Stockwatch – Calgary-based oil and gas company Suncor Energy Inc. (TSE:SU, Mkt cap 62.12B, P/E 16.43, Div/yield 0.28/2.64, EPS 2.58, Shares 1.47B) announced its financial results for the second quarter of 2014 at the end of July. The results indicate a sharp drop in net income – $211 million, down from $680 million in 2013’s second quarter.
However, the company marks a strong quarter when it comes to operating earnings – for 2014’s second quarter they stand at $1.135 billion (or $0.77 per common share), compared to $934 million ($0.62 per share) in the same period in 2013. Suncor’s cash flow from operations also saw an increase, reaching $2.406 billion ($1.64 per share), up from $2.250 billion ($1.49 per share) in last year’s comparable quarter.
The company explained in its announcement that the plunge in net earnings was due to after-tax impairment charges. Those charges amounted to $718 million against the company’s interest in the Joslyn mining project, $297 million against its Libyan assets, and $223 million in Oil Sands assets that no longer fit into Suncor’s future strategy.

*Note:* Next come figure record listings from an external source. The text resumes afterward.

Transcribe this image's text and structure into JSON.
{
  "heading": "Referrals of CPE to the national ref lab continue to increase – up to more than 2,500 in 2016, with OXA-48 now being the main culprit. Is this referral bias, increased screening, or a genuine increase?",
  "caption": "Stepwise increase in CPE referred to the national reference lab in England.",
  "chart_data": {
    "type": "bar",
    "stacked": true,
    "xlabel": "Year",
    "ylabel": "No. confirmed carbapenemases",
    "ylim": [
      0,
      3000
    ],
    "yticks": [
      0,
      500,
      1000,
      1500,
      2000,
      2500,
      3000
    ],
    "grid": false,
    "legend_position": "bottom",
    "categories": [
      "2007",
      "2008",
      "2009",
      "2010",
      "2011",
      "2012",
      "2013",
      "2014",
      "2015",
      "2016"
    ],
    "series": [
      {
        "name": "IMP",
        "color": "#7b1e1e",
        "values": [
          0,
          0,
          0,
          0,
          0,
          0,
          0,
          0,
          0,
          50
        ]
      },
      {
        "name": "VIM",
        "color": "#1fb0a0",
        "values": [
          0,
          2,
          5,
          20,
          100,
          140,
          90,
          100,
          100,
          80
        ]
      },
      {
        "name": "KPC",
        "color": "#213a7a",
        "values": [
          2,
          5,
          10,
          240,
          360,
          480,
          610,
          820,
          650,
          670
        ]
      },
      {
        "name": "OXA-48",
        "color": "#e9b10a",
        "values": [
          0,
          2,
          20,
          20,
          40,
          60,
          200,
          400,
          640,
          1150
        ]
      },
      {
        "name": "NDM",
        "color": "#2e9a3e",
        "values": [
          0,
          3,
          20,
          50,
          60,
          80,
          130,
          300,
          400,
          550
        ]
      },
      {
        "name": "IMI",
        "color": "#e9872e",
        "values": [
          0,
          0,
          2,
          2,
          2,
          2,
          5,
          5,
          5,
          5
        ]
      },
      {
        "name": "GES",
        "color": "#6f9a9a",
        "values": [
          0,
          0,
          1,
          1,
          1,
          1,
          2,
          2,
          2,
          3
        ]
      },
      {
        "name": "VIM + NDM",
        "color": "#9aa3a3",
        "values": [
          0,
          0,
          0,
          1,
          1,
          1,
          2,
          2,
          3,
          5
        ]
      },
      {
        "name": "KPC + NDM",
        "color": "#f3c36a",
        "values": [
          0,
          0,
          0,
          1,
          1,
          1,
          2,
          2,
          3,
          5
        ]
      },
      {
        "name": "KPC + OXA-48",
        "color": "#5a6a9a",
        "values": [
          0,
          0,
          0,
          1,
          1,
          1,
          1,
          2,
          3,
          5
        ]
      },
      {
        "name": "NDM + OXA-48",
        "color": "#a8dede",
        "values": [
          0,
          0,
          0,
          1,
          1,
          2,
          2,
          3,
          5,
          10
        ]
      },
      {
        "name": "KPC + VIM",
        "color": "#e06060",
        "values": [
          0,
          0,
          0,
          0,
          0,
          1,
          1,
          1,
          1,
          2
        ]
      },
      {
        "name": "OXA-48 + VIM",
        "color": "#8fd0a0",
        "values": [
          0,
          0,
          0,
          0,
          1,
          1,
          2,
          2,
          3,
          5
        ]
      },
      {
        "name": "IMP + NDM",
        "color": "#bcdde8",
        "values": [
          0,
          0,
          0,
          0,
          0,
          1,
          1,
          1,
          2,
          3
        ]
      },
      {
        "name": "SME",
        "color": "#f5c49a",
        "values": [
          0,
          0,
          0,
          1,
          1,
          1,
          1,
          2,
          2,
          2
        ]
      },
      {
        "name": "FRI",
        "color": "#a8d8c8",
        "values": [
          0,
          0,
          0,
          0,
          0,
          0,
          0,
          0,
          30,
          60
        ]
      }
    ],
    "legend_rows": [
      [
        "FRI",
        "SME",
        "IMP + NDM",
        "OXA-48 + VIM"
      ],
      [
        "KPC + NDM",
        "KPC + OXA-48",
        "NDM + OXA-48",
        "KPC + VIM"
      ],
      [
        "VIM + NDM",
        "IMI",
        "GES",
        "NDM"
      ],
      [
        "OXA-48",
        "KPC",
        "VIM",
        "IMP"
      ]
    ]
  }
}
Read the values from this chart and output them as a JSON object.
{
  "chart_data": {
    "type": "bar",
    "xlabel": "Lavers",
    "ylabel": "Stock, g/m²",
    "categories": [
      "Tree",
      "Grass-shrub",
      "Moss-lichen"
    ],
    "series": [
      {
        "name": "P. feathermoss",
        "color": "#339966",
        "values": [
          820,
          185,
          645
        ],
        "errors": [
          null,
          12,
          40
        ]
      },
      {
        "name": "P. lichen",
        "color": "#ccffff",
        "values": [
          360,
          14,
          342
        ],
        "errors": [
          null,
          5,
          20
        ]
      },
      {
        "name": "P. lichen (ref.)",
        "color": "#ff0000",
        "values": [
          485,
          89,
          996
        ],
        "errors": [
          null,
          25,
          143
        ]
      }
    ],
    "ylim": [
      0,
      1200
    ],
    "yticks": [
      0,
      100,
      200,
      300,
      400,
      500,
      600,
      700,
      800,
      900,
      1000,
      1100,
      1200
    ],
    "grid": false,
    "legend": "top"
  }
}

On a positive note, Suncor’s portfolio, which now comprises almost 100% crude-oil weighted production, had a favourable influence on the company’s quarterly results. Suncor’s total upstream production saw a tangible increase, reaching 518,400 barrels of oil equivalent per day in 2014’s second quarter, from 500,100 barrels of oil equivalent per day in the same period of 2013.
As for the company’s future strategy, Suncor states it will continue to strive towards ensuring sustainable and reliable operations. The strategy involves continual investment in profitable growth, as well as ensuring that shareholders get good value through dividends and share repurchases.